La Flandre vient de s’opposer à ce qu’une maison située à
Oostduinkerke, une commune flamande de la côte « belge », soit vendue à
un couple de francophones de Bruxelles. Pour poser son veto, la
« commission d’évaluation provinciale » de Flandre occidentale invoque
le fait que ces acheteurs n’ont pas de « liens suffisants avec la commune ». S’ils avaient été Flamands, on peut sérieusement douter qu’un tel motif eût été invoqué.

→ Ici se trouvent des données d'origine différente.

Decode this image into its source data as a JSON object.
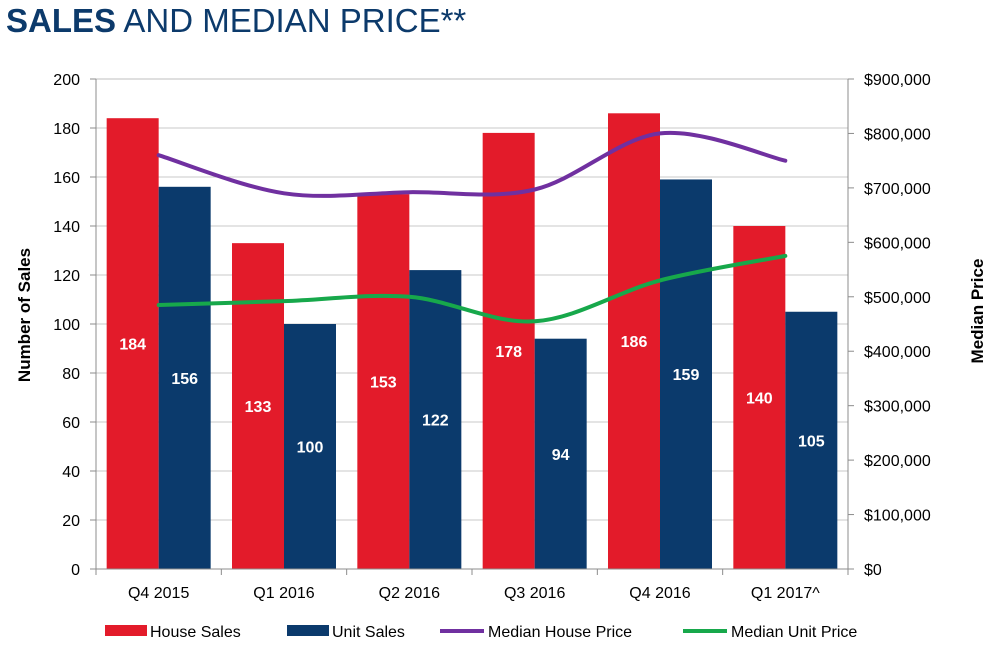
{
  "title": {
    "bold": "SALES",
    "rest": " AND MEDIAN PRICE**"
  },
  "chart_data": {
    "type": "bar",
    "title": "SALES AND MEDIAN PRICE**",
    "categories": [
      "Q4 2015",
      "Q1 2016",
      "Q2 2016",
      "Q3 2016",
      "Q4 2016",
      "Q1 2017^"
    ],
    "ylabel": "Number of Sales",
    "y2label": "Median Price",
    "ylim": [
      0,
      200
    ],
    "y2lim": [
      0,
      900000
    ],
    "yticks": [
      "0",
      "20",
      "40",
      "60",
      "80",
      "100",
      "120",
      "140",
      "160",
      "180",
      "200"
    ],
    "y2ticks": [
      "$0",
      "$100,000",
      "$200,000",
      "$300,000",
      "$400,000",
      "$500,000",
      "$600,000",
      "$700,000",
      "$800,000",
      "$900,000"
    ],
    "grid": true,
    "legend_position": "bottom",
    "series": [
      {
        "name": "House Sales",
        "kind": "bar",
        "axis": "left",
        "color": "#e31b2a",
        "values": [
          184,
          133,
          153,
          178,
          186,
          140
        ]
      },
      {
        "name": "Unit Sales",
        "kind": "bar",
        "axis": "left",
        "color": "#0b3a6c",
        "values": [
          156,
          100,
          122,
          94,
          159,
          105
        ]
      },
      {
        "name": "Median House Price",
        "kind": "line",
        "axis": "right",
        "color": "#7030a0",
        "values": [
          760000,
          690000,
          692000,
          697000,
          800000,
          750000
        ]
      },
      {
        "name": "Median Unit Price",
        "kind": "line",
        "axis": "right",
        "color": "#17a84b",
        "values": [
          485000,
          492000,
          500000,
          455000,
          530000,
          575000
        ]
      }
    ]
  }
}
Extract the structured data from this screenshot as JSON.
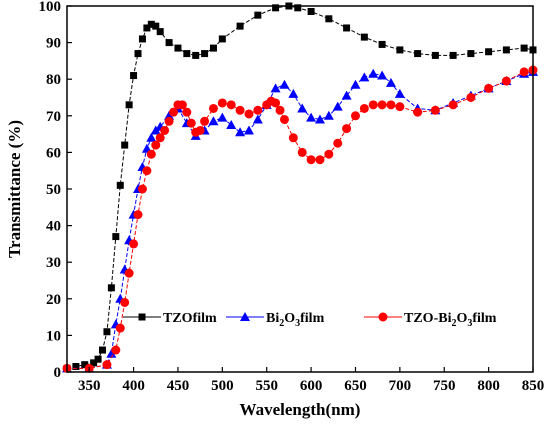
{
  "chart_data": {
    "type": "line",
    "xlabel": "Wavelength(nm)",
    "ylabel": "Transmittance (%)",
    "xlim": [
      325,
      850
    ],
    "ylim": [
      0,
      100
    ],
    "xticks": [
      350,
      400,
      450,
      500,
      550,
      600,
      650,
      700,
      750,
      800,
      850
    ],
    "yticks": [
      0,
      10,
      20,
      30,
      40,
      50,
      60,
      70,
      80,
      90,
      100
    ],
    "legend_position": "lower-right",
    "grid": false,
    "series": [
      {
        "name": "TZOfilm",
        "legend_label": {
          "base": "TZOfilm",
          "parts": []
        },
        "marker": "square",
        "color": "#000000",
        "x": [
          325,
          335,
          345,
          355,
          360,
          365,
          370,
          375,
          380,
          385,
          390,
          395,
          400,
          405,
          410,
          415,
          420,
          425,
          430,
          440,
          450,
          460,
          470,
          480,
          490,
          500,
          520,
          540,
          560,
          575,
          585,
          600,
          620,
          640,
          660,
          680,
          700,
          720,
          740,
          760,
          780,
          800,
          820,
          840,
          850
        ],
        "y": [
          1,
          1.5,
          2,
          2.5,
          3.5,
          6,
          11,
          23,
          37,
          51,
          62,
          73,
          81,
          87,
          91,
          94,
          95,
          94.5,
          93,
          90,
          88.5,
          87,
          86.5,
          87,
          88.5,
          91,
          94.5,
          97.5,
          99.5,
          100,
          99.5,
          98.5,
          96.5,
          94,
          91.5,
          89.5,
          88,
          87,
          86.5,
          86.5,
          87,
          87.5,
          88,
          88.5,
          88
        ]
      },
      {
        "name": "Bi2O3film",
        "legend_label": {
          "base": "Bi",
          "parts": [
            [
              "2",
              "sub"
            ],
            [
              "O",
              "base"
            ],
            [
              "3",
              "sub"
            ],
            [
              "film",
              "base"
            ]
          ]
        },
        "marker": "triangle",
        "color": "#0000ff",
        "x": [
          325,
          350,
          370,
          375,
          380,
          385,
          390,
          395,
          400,
          405,
          410,
          415,
          420,
          425,
          430,
          440,
          450,
          460,
          470,
          480,
          490,
          500,
          510,
          520,
          530,
          540,
          550,
          560,
          570,
          580,
          590,
          600,
          610,
          620,
          630,
          640,
          650,
          660,
          670,
          680,
          690,
          700,
          720,
          740,
          760,
          780,
          800,
          820,
          840,
          850
        ],
        "y": [
          1,
          1,
          2,
          5,
          13,
          20,
          28,
          36,
          43,
          50,
          56,
          61,
          64,
          66,
          67,
          70,
          72,
          68,
          64.5,
          66,
          68.5,
          69.5,
          67.5,
          65.5,
          66,
          69,
          73,
          77.5,
          78.5,
          76,
          72,
          69.5,
          69,
          70,
          72.5,
          75.5,
          78.5,
          80.5,
          81.5,
          81,
          79,
          76,
          72,
          71.5,
          73.5,
          75.5,
          77.5,
          79.5,
          81.5,
          82
        ]
      },
      {
        "name": "TZO-Bi2O3film",
        "legend_label": {
          "base": "TZO-Bi",
          "parts": [
            [
              "2",
              "sub"
            ],
            [
              "O",
              "base"
            ],
            [
              "3",
              "sub"
            ],
            [
              "film",
              "base"
            ]
          ]
        },
        "marker": "circle",
        "color": "#ff0000",
        "x": [
          325,
          350,
          370,
          380,
          385,
          390,
          395,
          400,
          405,
          410,
          415,
          420,
          425,
          430,
          435,
          440,
          445,
          450,
          455,
          460,
          465,
          470,
          475,
          480,
          490,
          500,
          510,
          520,
          530,
          540,
          550,
          555,
          560,
          565,
          570,
          580,
          590,
          600,
          610,
          620,
          630,
          640,
          650,
          660,
          670,
          680,
          690,
          700,
          720,
          740,
          760,
          780,
          800,
          820,
          840,
          850
        ],
        "y": [
          1,
          1,
          2,
          6,
          12,
          19,
          27,
          35,
          43,
          50,
          55,
          59.5,
          62,
          64,
          66,
          68.5,
          71,
          73,
          73,
          71,
          68,
          65.5,
          66,
          68.5,
          72,
          73.5,
          73,
          71.5,
          70.5,
          71.5,
          73,
          74,
          73.5,
          71.5,
          69,
          64,
          60,
          58,
          58,
          59.5,
          62.5,
          66.5,
          70,
          72,
          73,
          73,
          73,
          72.5,
          71,
          71.5,
          73,
          75,
          77.5,
          79.5,
          82,
          82.5
        ]
      }
    ]
  }
}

Ladite « commission d’évaluation » s’appuie sur un décret
adopté en septembre 2009 par le gouvernement de la région flamande
(dirigée par le CD&V, le parti démocrate-chrétien nationaliste
d’Herman Van Rompuy, le président du Conseil européen) afin de lutter
contre la hausse du prix de l’immobilier dans certaines parties de la
Flandre. Il s’applique dans 69 communes et prévoit que les autorités
locales peuvent s’opposer à toute vente (maison, appartement, terrain à
bâtir) à des personnes qui n’ont pas été domiciliées durant six ans, de
manière ininterrompue, dans la commune ou dans une commune limitrophe,
ou qui ne travaillent pas au moins à mi-temps dans la commune, ou qui
n’ont pas avec la commune « un lien professionnel, familial, social ou économique important ou de longue durée ».